Although courts view assignment and sale as the same thing for collection rights. It is not the same thing. In the process of securitization the mortgage loans are SOLD to security underwriters (we never see this sale in the chain), and the cash flows passed-through are assigned. The security underwriter still has the loan on their books (even if concealed by off-balance sheet conduit). Once in default, the loan is charged-off, and is no longer an asset, and the assignment of cash flows is also extinguished..

Again, the Federal Reserve, in Interim Opinion for TILA Amendment, has emphasized that the creditor is the one who must account for the loan on their balance sheet. It is not investors that have beneficial interests in REMICS, Pass-throughs, or any other security. Question is – who now is accounting for collection rights on it’s balance sheet. Who was accounting for rights at time of foreclosure initiation. How much did they pay for those rights??

There seems to be much confusion regarding the word “investor.” For beneficial interest in securities one may be called an “investor”. But this investor does not account for mortgage loan on its books. In terms of mortgage loan ownership, “investor” may also be used instead of “creditor.” But this investor accounts for mortgage loan (or collection rights) on its books – that is the investor you want to know.

Any last assignment recorded is likely NOT the actual last assignment executed. Foreclosure attorneys ignore this because they reason that the default derivatives attach the current owner/investor to the original trust. This is false – as derivatives are not certificates and not securities – and not part of the trust. The default loan is gone from the trust – gone from banks books – and in the hands of some “investor” who saw profit potential in the collection rights to the default loan. This what the government not only concealed, but also promoted to help the banks “clear” their off/on balance sheets of “toxic assets.”
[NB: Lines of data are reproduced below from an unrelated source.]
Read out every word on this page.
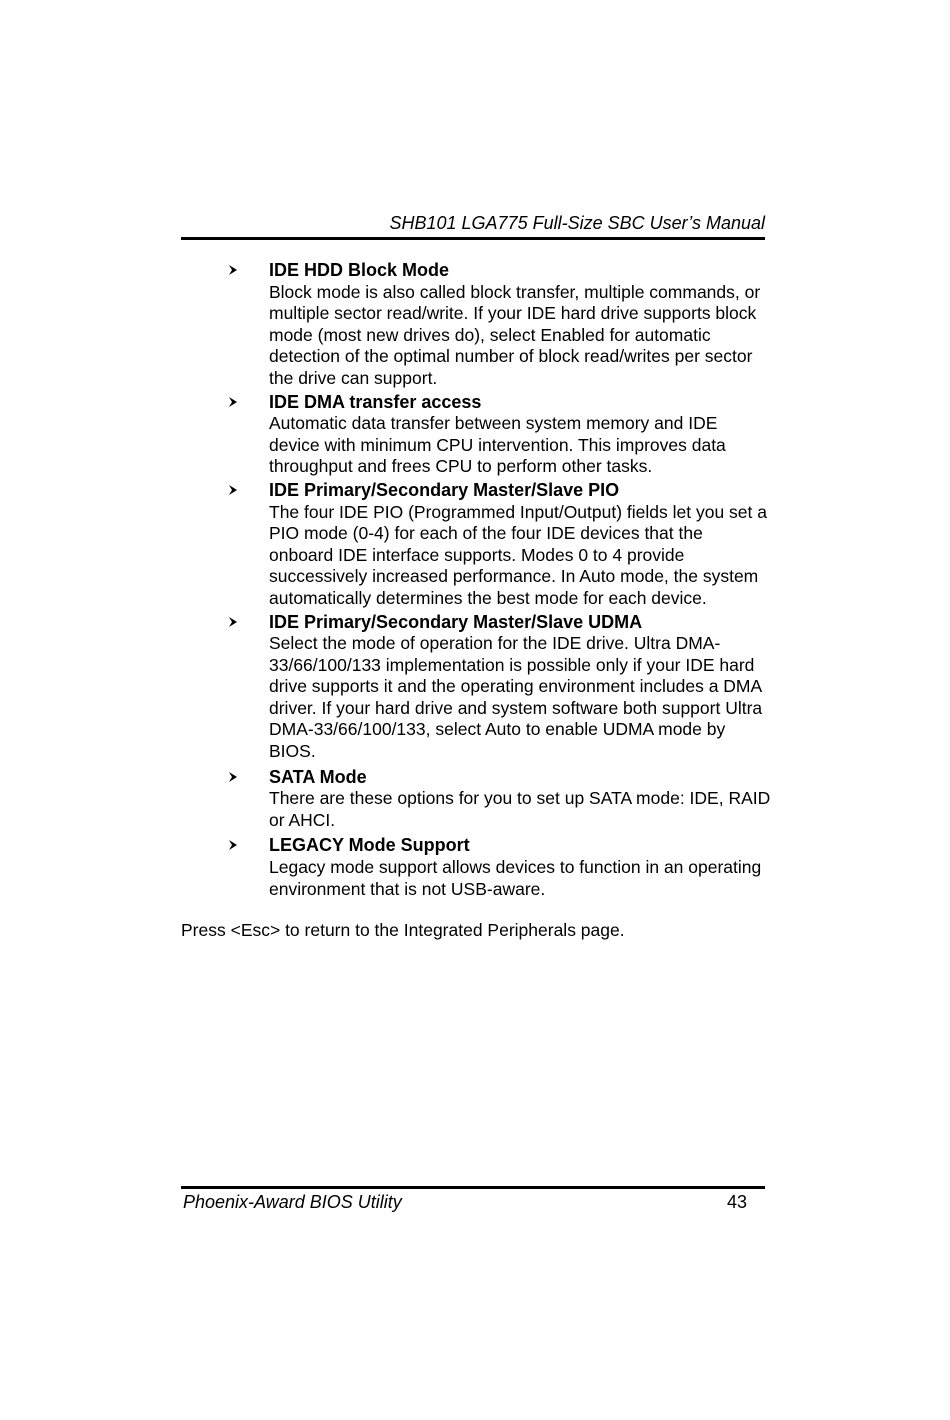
SHB101 LGA775 Full-Size SBC User’s Manual
IDE HDD Block Mode

Block mode is also called block transfer, multiple commands, or multiple sector read/write. If your IDE hard drive supports block mode (most new drives do), select Enabled for automatic detection of the optimal number of block read/writes per sector the drive can support.

IDE DMA transfer access

Automatic data transfer between system memory and IDE device with minimum CPU intervention. This improves data throughput and frees CPU to perform other tasks.

IDE Primary/Secondary Master/Slave PIO

The four IDE PIO (Programmed Input/Output) fields let you set a PIO mode (0-4) for each of the four IDE devices that the onboard IDE interface supports. Modes 0 to 4 provide successively increased performance. In Auto mode, the system automatically determines the best mode for each device.

IDE Primary/Secondary Master/Slave UDMA

Select the mode of operation for the IDE drive. Ultra DMA-33/66/100/133 implementation is possible only if your IDE hard drive supports it and the operating environment includes a DMA driver. If your hard drive and system software both support Ultra DMA-33/66/100/133, select Auto to enable UDMA mode by BIOS.

SATA Mode

There are these options for you to set up SATA mode: IDE, RAID or AHCI.

LEGACY Mode Support

Legacy mode support allows devices to function in an operating environment that is not USB-aware.

Press <Esc> to return to the Integrated Peripherals page.

Phoenix-Award BIOS Utility	43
Finally, Neil is right about sentiment in courts. Going in and asking for a “free house” will harm you. Sentiment in country in not on our side due to media propaganda. I have a long time friend in a prestigious private equity firm. Sentiment is that if anyone gets a principal reduction it is unfair because everyone should then get a principal reduction. People not affected by foreclosure fraud just do not get it. It is always all about “me” – even if they have not been harmed. I do not know how we are going to change this thinking – but if we do not – we will continue to get no help from government and lose in courts. Need a big case, with a judge that grants and enforces full discovery, in order to change the sentiment.